Dynamic Transition Theory for Thermohaline Circulation

TL;DR

This paper develops a mathematical transition and stability theory for thermohaline circulation, analyzing how large-scale ocean flows change states or oscillate based on physical parameters and domain geometry.

Contribution

It introduces a general transition framework for the Boussinesq system governing ocean circulation, including criteria for different transition types and the effects of friction terms.

Findings

First transition can lead to multiple steady states or oscillations.

Type-I (continuous) and Type-II (jump) transitions are characterized by parameters.

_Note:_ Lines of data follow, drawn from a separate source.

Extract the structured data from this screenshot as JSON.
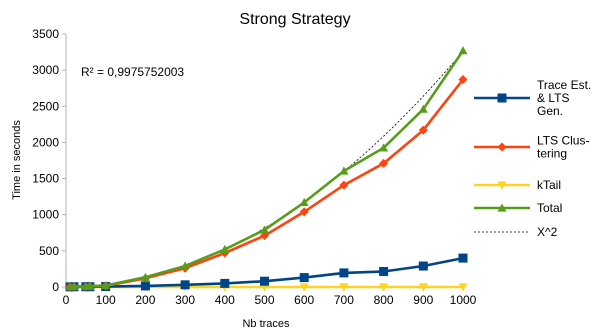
{
  "chart_data": {
    "type": "line",
    "title": "Strong Strategy",
    "xlabel": "Nb traces",
    "ylabel": "Time in seconds",
    "xlim": [
      0,
      1000
    ],
    "ylim": [
      0,
      3500
    ],
    "xticks": [
      0,
      100,
      200,
      300,
      400,
      500,
      600,
      700,
      800,
      900,
      1000
    ],
    "yticks": [
      0,
      500,
      1000,
      1500,
      2000,
      2500,
      3000,
      3500
    ],
    "grid": false,
    "legend_position": "right",
    "annotation": "R² = 0,9975752003",
    "x": [
      10,
      20,
      50,
      60,
      100,
      200,
      300,
      400,
      500,
      600,
      700,
      800,
      900,
      1000
    ],
    "series": [
      {
        "name": "Trace Est. & LTS Gen.",
        "legend_lines": [
          "Trace Est.",
          "& LTS",
          "Gen."
        ],
        "color": "#004586",
        "marker": "square",
        "values": [
          2,
          3,
          4,
          4,
          6,
          15,
          30,
          50,
          80,
          130,
          195,
          215,
          290,
          400
        ]
      },
      {
        "name": "LTS Clustering",
        "legend_lines": [
          "LTS Clus-",
          "tering"
        ],
        "color": "#ff420e",
        "marker": "diamond",
        "values": [
          2,
          4,
          6,
          8,
          15,
          120,
          260,
          470,
          710,
          1040,
          1410,
          1710,
          2170,
          2870
        ]
      },
      {
        "name": "kTail",
        "legend_lines": [
          "kTail"
        ],
        "color": "#ffd320",
        "marker": "triangle-down",
        "values": [
          0,
          0,
          0,
          0,
          0,
          0,
          0,
          0,
          0,
          0,
          0,
          0,
          0,
          0
        ]
      },
      {
        "name": "Total",
        "legend_lines": [
          "Total"
        ],
        "color": "#579d1c",
        "marker": "triangle-up",
        "values": [
          4,
          7,
          10,
          12,
          21,
          135,
          290,
          520,
          790,
          1170,
          1605,
          1925,
          2460,
          3270
        ]
      }
    ],
    "trendline": {
      "name": "X^2",
      "legend_lines": [
        "X^2"
      ],
      "color": "#000000",
      "style": "dotted",
      "coefficient": 0.00326
    }
  }
}
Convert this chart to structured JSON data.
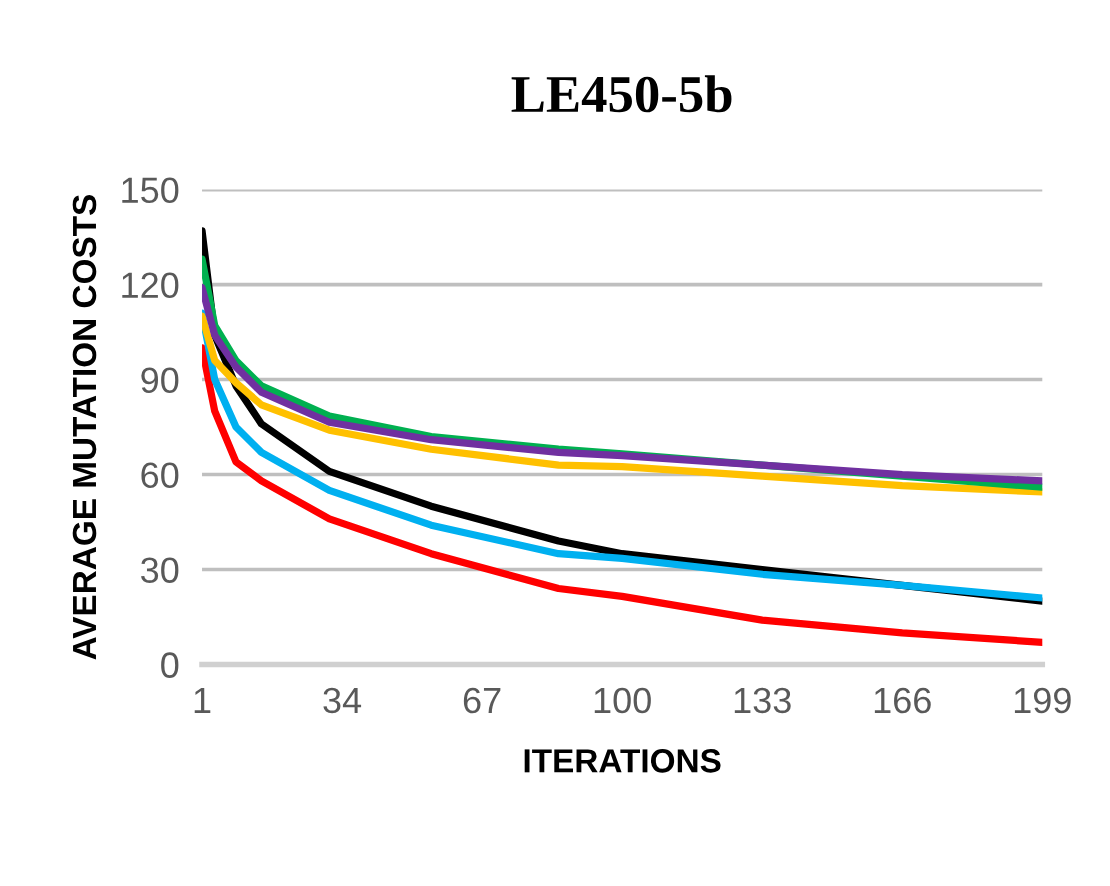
{
  "chart_data": {
    "type": "line",
    "title": "LE450-5b",
    "xlabel": "ITERATIONS",
    "ylabel": "AVERAGE MUTATION COSTS",
    "x": [
      1,
      4,
      9,
      15,
      31,
      55,
      85,
      100,
      133,
      166,
      199
    ],
    "series": [
      {
        "color": "#000000",
        "values": [
          137,
          104,
          88,
          76,
          61,
          50,
          39,
          35,
          30,
          25,
          20
        ]
      },
      {
        "color": "#ff0000",
        "values": [
          100,
          80,
          64,
          58,
          46,
          35,
          24,
          21.5,
          14,
          10,
          7
        ]
      },
      {
        "color": "#00b0f0",
        "values": [
          111,
          90,
          75,
          67,
          55,
          44,
          35,
          33.5,
          28.5,
          25,
          21
        ]
      },
      {
        "color": "#ffc000",
        "values": [
          110,
          96,
          89,
          82,
          74,
          68,
          63,
          62.5,
          59.5,
          56.5,
          54.5
        ]
      },
      {
        "color": "#00b050",
        "values": [
          128,
          107,
          96,
          88,
          78.5,
          72,
          68,
          66.5,
          63,
          59.5,
          56
        ]
      },
      {
        "color": "#7030a0",
        "values": [
          119,
          104,
          94,
          86,
          76.5,
          71,
          67,
          66,
          63,
          60,
          58
        ]
      }
    ],
    "xlim": [
      1,
      199
    ],
    "xticks": [
      1,
      34,
      67,
      100,
      133,
      166,
      199
    ],
    "ylim": [
      0,
      150
    ],
    "yticks": [
      0,
      30,
      60,
      90,
      120,
      150
    ],
    "grid": "y",
    "legend": false,
    "marker": "none",
    "line_style": "solid"
  }
}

Hysteresis phenomena and metastable states are identified.

Abstract

The main objective of this and its accompanying articles is to derive a mathematical theory associated with the thermohaline circulations (THC). This article provides a general transition and stability theory for the Boussinesq system, governing the motion and states of the large-scale ocean circulation. First, it is shown that the first transition is either to multiple steady states or to oscillations (periodic solutions), determined by the sign of a nondimensional parameter $K$, depending on the geometry of the physical domain and the thermal and saline Rayleigh numbers. Second, for both the multiple equilibria and periodic solutions transitions, both Type-I (continuous) and Type-II (jump) transitions can occur, and precise criteria are derived in terms of two computable nondimensional parameters $b_1$ and $b_2$. Associated with Type-II transitions are the hysteresis phenomena, and the physical reality is represented by either metastable states or by a local attractor away from the basic solution, showing more complex dynamical behavior. Third, a convection scale law is introduced, leading to an introduction of proper friction terms in the model in order to derive the correct circulation length scale. In particular, the dynamic transitions of the model with the derived friction terms suggest that the THC favors the continuous transitions to stable multiple equilibria. Applications of the theoretical analysis and results to different flow regimes will be explored in the accompanying articles.